Il reste que l’analyse est construite de façon intelligente et est bien documentée. Nul doute que cet ouvrage ajoute positivement au débat sur la qualité de la langue française au Québec. Il intéressera sûrement le spécialiste de la langue. Le lecteur moyen, comme le soussigné, y trouvera également son compte grâce à l’information qui y est contenue et même s’il peut se sentir moins concerné par ce qui apparaît être d’abord un débat de spécialistes. Mais en bout de ligne, comment promouvoir efficacement le français au Québec sans en promouvoir également la qualité ?
André Braën*
NOTES
* André Braën est linguiste et lexicographe.
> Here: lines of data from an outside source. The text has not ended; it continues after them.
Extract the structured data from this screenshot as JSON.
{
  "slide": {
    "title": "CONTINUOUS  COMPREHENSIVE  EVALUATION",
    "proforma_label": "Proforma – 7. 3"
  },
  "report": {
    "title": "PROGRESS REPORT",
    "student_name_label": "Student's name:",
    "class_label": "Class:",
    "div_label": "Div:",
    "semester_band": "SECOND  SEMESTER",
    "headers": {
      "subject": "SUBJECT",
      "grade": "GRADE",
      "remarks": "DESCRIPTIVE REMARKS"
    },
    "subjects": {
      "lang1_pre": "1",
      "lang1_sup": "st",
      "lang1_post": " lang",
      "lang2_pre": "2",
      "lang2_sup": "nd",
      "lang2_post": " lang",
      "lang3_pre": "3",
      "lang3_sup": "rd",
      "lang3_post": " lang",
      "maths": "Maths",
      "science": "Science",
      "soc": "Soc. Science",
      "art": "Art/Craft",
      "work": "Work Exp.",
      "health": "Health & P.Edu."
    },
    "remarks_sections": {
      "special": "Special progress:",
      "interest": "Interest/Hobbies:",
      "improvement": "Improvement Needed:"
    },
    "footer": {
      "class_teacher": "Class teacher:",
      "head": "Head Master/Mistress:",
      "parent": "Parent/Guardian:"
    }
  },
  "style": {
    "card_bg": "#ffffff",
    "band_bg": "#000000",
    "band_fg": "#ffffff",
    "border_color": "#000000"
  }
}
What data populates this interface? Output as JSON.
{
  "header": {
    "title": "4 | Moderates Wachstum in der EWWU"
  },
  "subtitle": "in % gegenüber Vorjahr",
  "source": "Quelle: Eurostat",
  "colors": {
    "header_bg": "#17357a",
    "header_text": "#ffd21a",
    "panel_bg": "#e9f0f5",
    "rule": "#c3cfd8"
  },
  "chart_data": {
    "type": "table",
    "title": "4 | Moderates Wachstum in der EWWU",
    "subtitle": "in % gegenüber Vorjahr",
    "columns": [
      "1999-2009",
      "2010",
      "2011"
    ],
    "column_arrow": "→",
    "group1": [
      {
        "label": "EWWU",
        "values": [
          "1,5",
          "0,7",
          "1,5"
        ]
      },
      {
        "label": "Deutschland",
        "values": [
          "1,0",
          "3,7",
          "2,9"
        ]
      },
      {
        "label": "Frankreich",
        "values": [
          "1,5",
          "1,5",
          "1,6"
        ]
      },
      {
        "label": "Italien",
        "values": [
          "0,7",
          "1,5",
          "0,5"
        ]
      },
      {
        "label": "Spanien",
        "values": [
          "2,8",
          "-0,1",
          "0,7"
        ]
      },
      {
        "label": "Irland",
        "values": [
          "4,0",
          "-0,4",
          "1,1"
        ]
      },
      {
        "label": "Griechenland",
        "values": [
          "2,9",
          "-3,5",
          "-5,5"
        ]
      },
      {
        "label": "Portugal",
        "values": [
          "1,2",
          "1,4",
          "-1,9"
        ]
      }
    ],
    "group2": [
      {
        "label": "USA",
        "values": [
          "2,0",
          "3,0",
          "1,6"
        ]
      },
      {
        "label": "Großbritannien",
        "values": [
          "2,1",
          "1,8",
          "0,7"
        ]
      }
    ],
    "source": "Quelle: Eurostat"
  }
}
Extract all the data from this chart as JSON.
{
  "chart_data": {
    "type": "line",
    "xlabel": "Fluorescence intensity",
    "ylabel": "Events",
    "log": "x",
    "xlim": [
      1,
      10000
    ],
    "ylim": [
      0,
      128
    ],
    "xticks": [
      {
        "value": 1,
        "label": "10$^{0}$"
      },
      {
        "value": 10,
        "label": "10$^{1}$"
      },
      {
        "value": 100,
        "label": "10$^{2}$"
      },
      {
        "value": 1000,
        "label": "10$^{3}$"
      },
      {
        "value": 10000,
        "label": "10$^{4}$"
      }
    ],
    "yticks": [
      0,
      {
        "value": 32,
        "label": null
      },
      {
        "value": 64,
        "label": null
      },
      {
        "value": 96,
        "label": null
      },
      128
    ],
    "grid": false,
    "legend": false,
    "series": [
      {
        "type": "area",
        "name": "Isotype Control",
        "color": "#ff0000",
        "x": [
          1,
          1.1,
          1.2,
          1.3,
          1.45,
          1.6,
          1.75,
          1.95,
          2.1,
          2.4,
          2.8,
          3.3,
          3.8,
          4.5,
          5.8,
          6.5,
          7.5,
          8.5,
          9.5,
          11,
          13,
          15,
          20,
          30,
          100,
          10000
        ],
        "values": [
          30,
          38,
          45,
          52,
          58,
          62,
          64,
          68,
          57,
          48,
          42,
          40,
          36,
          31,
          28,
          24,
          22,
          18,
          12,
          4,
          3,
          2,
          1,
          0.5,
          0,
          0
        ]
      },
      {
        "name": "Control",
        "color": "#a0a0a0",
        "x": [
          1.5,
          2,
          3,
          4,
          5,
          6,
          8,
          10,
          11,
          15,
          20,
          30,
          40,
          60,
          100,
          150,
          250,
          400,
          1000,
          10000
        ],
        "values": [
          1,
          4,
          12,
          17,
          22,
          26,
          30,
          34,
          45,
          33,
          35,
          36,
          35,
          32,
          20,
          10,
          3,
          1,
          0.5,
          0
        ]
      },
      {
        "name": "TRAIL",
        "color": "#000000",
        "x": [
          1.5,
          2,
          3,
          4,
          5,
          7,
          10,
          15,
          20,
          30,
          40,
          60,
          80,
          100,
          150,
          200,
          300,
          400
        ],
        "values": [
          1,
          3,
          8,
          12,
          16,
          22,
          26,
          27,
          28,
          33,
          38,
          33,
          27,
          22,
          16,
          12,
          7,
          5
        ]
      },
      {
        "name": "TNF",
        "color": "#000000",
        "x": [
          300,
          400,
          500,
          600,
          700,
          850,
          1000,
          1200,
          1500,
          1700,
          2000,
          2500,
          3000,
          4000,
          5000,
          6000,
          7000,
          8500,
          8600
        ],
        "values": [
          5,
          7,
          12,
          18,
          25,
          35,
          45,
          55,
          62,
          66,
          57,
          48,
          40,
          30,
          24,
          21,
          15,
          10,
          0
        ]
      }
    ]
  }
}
Il a enseigné le français, le russe et la traduction à l’Université Laval. Il se spécialise dans l’analyse différentielle du français du Québec et de France. Auteur du Dictionnaire québécois-français (Guérin, 1999), son expertise a été fréquemment sollicitée par de nombreux organismes. Sa compétence et ses efforts lui ont valu de nombreux prix et distinctions. Le soussigné n’est ni linguiste ni lexicographe. Il est avocat et enseigne à l’Université d’Ottawa le droit public et le droit maritime. Il se spécialise, entre autres, dans le domaine des droits linguistiques au Canada. Il est l’auteur de nombreuses publications et… reste en attente de distinctions.